2026年の不成就日は計約48日。月平均4日ほど。1月3日・11日・19日・27日/2月4日・12日・20日・28日/3月8日・16日・24日/4月1日・9日・17日・25日/5月3日・11日・19日・27日/6月4日・12日・20日・28日/7月6日・14日・22日・30日/8月7日・15日・23日・31日/9月8日・16日・24日/10月2日・10日・18日・26日/11月3日・11日・19日・27日/12月5日・13日・21日・29日。なお、地域や暦の流派により若干の差異がある場合があります。

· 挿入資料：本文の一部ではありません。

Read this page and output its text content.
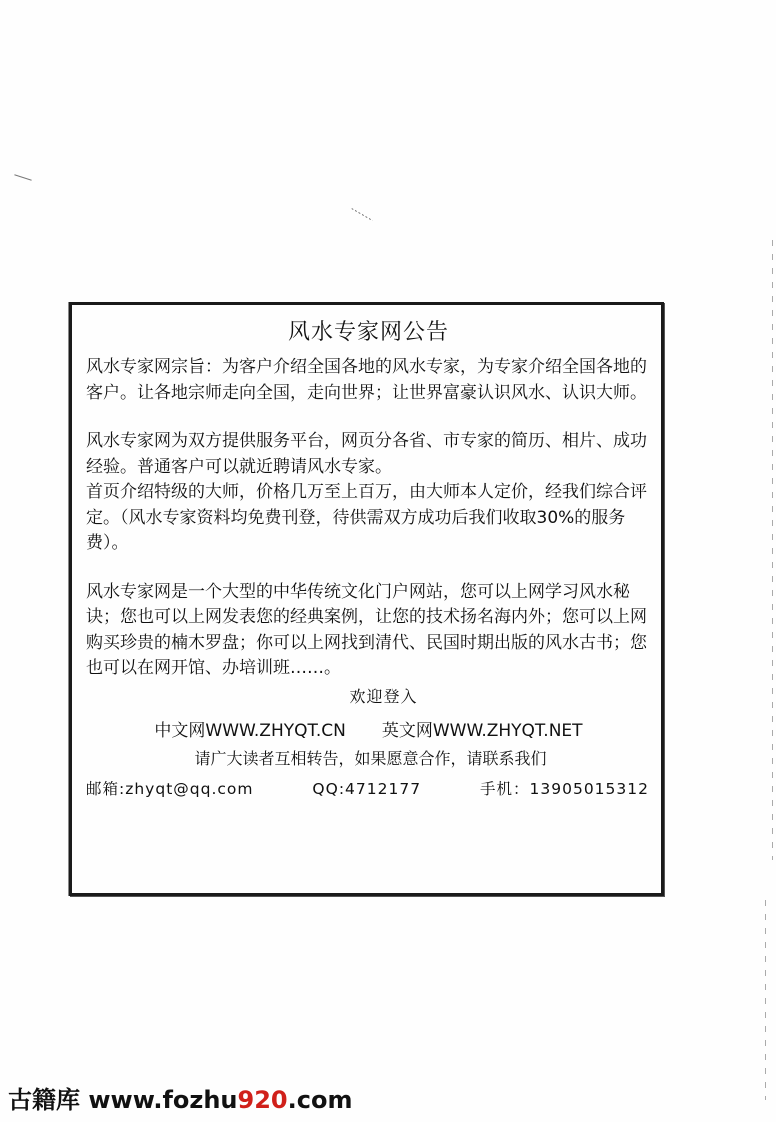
风水专家网公告

风水专家网宗旨：为客户介绍全国各地的风水专家，为专家介绍全国各地的客户。让各地宗师走向全国，走向世界；让世界富豪认识风水、认识大师。

风水专家网为双方提供服务平台，网页分各省、市专家的简历、相片、成功经验。普通客户可以就近聘请风水专家。

首页介绍特级的大师，价格几万至上百万，由大师本人定价，经我们综合评定。（风水专家资料均免费刊登，待供需双方成功后我们收取30%的服务费）。

风水专家网是一个大型的中华传统文化门户网站，您可以上网学习风水秘诀；您也可以上网发表您的经典案例，让您的技术扬名海内外；您可以上网购买珍贵的楠木罗盘；你可以上网找到清代、民国时期出版的风水古书；您也可以在网开馆、办培训班……。

欢迎登入
中文网WWW.ZHYQT.CN 英文网WWW.ZHYQT.NET
请广大读者互相转告，如果愿意合作，请联系我们
邮箱:zhyqt@qq.com	QQ:4712177	手机：13905015312
古籍库 www.fozhu920.com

Q. 不成就日と一粒万倍日や天赦日が重なるとどうなりますか?
不成就日が他の吉日と重なる場合、効果が大幅に打ち消し合うと言われています。①一粒万倍日と不成就日が重なる:万倍の力が消されるため、新規開始は避けるべき②天赦日と不成就日が重なる:天赦日の方が格上とされ、効果は「弱まる程度」で済む説もあるが、両説あり③大安と不成就日が重なる:大安の効果が薄まる。基本的に新規開始は「不成就日が重ならない別の吉日」を選ぶのが、最もエネルギー的に安全です。
Q. 不成就日が誕生日や結婚記念日に当たった場合は?
気にしすぎる必要はありません。不成就日が問題なのは「新しいことを始める」場合であって、すでに存在している記念日や誕生日には影響しません。むしろ「今までの自分を振り返り、不要なものを手放す」という、不成就日のエネルギーは誕生日の過ごし方として意外と合います。ただし結婚式当日や入籍当日は別問題で、これらは避けるのが伝統。すでに決まっていた場合は、気にしすぎず祝うのが正解です。